Berdasarkan data diatas yang menunjukkan bahwa OA

merupakan salah satu penyakit yang banyak terjadi pada lansia sehingga

peneliti tertarik untuk mengambil judul “Pengaruh Senam Ergonomis

Terhadap Penurunan Skala Nyeri Pada Lansia Dengan Osteoarthritis”.

B. Rumusan Masalah
Berdasarkan uraian latar belakang tersebut, maka peneliti

membuat rumusan masalah sebagai berikut: “Apakah senam ergonomis

berpengaruh terhadap perubahan nyeri osteoarthritis pada lansia “.

C. Tujuan Penelitian

1. Tujuan Umum

Mengetahui pengaruh senam ergonomis terhadap perubahan nyeri

osteoarthritis.
9

2. Tujuan Khusus

a. Mengetahui rerata nyeri sebelum dilakukan senam ergonomis

pada lansia penderita osteoarthritis.

b. Mengetahui rerata nyeri setelah dilakukan senam ergonomis pada

lansia penderita osteoarthritis.

c. Mengetahui pengaruh senam ergonomis terhadap skala nyeri

osteoarthritis.

D. Manfaat Penelitian

1. Manfaat Teoritis

a. Hasil penelitian ini dapat digunakan untuk pengembangan ilmu

keperawatan khususnya intervensi keperawatan mengenai senam

ergonomis.

b. Hasil penelitian ini dapat digunakan sebagai referensi ilmiah di

bidang terapi keperawatan dalam intervensi keperawatan

mengenai penanganan nyeri non farmakologis.

2. Manfaat Praktis

a. Bagi puskesmas dapat digunakan sebagai salah satu standar

operasional prosedur dalam melakukan terapimodalitas.

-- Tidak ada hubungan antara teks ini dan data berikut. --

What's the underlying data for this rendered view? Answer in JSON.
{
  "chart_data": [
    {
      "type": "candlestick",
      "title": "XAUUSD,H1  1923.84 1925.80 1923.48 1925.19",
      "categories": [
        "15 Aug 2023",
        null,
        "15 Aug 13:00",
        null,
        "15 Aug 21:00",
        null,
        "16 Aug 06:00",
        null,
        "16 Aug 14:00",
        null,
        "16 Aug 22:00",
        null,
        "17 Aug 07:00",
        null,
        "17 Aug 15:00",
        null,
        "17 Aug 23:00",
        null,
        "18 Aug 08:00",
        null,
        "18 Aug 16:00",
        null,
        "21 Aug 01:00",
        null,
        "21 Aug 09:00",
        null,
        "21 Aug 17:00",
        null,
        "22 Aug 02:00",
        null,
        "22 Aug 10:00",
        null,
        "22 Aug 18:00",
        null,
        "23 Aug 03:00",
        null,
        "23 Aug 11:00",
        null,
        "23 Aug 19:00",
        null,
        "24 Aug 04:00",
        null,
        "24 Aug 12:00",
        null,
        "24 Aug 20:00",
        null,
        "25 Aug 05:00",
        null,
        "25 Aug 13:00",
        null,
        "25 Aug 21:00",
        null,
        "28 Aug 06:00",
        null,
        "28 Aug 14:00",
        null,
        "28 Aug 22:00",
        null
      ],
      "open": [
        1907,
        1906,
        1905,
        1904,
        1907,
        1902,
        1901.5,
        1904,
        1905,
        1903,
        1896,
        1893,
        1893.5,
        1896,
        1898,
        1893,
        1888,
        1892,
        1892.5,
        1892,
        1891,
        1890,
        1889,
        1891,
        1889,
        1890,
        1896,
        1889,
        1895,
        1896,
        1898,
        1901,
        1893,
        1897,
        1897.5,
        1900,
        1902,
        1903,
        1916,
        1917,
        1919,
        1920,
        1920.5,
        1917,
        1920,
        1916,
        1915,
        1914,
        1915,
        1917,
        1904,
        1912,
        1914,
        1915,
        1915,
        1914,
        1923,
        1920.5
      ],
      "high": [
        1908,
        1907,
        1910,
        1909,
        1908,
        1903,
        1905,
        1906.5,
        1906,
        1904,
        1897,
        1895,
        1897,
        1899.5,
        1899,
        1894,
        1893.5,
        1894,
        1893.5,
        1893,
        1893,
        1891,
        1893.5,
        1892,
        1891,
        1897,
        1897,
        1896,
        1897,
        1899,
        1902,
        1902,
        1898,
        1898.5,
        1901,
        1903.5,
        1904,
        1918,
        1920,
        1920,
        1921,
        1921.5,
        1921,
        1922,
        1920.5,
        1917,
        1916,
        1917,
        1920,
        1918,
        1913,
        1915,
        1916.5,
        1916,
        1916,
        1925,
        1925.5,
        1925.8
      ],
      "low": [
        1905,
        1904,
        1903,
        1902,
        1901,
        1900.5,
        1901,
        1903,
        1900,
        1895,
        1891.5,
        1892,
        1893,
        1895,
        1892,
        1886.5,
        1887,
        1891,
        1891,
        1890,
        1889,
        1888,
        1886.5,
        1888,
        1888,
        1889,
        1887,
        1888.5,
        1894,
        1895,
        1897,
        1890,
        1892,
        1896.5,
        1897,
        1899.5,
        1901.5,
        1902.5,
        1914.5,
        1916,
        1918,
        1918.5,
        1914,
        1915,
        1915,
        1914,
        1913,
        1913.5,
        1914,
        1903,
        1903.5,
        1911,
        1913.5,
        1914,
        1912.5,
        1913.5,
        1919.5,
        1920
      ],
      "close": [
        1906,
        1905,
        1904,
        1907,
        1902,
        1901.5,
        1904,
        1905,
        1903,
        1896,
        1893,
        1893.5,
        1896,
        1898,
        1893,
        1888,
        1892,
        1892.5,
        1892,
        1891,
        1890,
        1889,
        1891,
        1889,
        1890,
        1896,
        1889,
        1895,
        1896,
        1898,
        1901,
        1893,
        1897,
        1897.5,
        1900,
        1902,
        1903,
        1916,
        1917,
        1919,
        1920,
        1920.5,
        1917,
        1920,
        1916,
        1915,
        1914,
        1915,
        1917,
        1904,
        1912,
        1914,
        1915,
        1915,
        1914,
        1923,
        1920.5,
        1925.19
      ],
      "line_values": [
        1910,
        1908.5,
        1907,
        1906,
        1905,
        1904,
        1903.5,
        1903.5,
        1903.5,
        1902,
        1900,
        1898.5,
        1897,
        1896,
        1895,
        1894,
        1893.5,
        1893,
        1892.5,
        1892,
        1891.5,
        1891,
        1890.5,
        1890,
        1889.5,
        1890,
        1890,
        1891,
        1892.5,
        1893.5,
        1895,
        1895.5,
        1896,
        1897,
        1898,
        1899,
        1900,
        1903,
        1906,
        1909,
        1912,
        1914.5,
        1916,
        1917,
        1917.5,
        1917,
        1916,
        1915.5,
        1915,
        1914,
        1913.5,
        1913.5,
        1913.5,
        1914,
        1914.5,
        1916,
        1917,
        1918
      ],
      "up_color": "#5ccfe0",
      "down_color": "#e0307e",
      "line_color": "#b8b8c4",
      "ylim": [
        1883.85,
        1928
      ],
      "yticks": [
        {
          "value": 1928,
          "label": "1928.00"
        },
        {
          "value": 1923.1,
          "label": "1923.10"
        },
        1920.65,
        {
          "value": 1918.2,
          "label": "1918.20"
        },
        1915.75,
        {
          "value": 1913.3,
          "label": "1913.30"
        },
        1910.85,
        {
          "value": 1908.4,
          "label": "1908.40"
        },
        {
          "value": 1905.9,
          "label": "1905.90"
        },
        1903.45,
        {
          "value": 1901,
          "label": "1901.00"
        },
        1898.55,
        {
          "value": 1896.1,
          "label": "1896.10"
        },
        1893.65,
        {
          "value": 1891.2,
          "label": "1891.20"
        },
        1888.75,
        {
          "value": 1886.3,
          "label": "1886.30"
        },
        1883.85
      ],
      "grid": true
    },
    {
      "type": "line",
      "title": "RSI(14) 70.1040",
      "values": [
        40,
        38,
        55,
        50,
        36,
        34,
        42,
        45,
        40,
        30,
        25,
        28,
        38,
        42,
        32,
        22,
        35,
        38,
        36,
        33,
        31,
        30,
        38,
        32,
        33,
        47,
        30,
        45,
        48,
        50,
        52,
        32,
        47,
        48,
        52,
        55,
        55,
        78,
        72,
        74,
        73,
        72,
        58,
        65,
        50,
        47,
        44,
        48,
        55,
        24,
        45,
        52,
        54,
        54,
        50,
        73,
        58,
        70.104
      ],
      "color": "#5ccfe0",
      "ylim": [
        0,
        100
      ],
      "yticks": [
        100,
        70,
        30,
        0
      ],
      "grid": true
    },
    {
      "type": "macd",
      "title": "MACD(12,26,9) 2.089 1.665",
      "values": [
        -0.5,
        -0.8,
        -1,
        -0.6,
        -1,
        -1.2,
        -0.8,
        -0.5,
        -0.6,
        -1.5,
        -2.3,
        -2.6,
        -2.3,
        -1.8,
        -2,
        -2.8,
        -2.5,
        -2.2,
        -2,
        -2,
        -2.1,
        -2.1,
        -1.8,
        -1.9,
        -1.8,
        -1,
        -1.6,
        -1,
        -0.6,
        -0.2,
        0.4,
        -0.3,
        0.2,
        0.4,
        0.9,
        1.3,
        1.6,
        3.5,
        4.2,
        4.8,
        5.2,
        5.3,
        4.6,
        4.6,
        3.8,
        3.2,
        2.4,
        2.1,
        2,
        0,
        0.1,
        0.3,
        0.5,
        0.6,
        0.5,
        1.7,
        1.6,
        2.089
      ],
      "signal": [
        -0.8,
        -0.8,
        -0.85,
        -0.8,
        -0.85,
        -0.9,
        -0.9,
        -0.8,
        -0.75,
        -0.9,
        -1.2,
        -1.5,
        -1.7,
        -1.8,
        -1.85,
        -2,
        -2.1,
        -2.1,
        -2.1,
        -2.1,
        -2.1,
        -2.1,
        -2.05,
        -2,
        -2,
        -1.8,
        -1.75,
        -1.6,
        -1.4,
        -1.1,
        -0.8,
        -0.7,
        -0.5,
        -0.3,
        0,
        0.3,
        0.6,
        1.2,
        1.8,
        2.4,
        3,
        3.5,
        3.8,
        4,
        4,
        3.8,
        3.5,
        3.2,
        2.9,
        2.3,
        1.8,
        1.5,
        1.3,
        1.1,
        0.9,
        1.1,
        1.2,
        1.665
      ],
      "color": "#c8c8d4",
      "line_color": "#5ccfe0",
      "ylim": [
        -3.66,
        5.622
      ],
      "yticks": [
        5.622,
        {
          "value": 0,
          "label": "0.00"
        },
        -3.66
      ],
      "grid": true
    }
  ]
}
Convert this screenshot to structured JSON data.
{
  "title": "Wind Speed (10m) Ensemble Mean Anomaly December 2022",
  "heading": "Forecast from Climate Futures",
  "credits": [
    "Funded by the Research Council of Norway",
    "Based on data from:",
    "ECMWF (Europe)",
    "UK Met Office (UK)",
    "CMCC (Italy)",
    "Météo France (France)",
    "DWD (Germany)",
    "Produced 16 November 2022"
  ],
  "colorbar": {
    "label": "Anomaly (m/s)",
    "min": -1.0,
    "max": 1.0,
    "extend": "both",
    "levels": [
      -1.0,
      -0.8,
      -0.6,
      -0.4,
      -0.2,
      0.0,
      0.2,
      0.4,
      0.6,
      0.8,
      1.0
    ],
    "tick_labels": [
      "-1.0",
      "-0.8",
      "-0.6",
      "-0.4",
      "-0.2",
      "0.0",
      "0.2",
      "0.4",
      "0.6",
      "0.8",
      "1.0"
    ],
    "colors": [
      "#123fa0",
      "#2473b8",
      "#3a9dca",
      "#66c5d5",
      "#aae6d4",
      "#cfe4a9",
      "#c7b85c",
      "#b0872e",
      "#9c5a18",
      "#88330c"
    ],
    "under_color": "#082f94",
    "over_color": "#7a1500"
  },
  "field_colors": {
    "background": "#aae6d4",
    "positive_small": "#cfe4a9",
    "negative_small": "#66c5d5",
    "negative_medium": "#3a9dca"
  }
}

b. Bagi profesi perawat dapat diaplikasikan sebagai pilihan dari salah

satu manajemen penanganan nyeri non farmakologi yang

mengikutsertakan klien.

c. Bagi peneliti selanjutnya dapat digunakan sebagai informasi dan

masukan tentang pelaksanaan senam ergonomis untuk nyeri

osteoarthritis serta dapat digunakan dan dikembangkan untuk

melakukan penelitian dengan topik dan jenis terapi yang berbeda.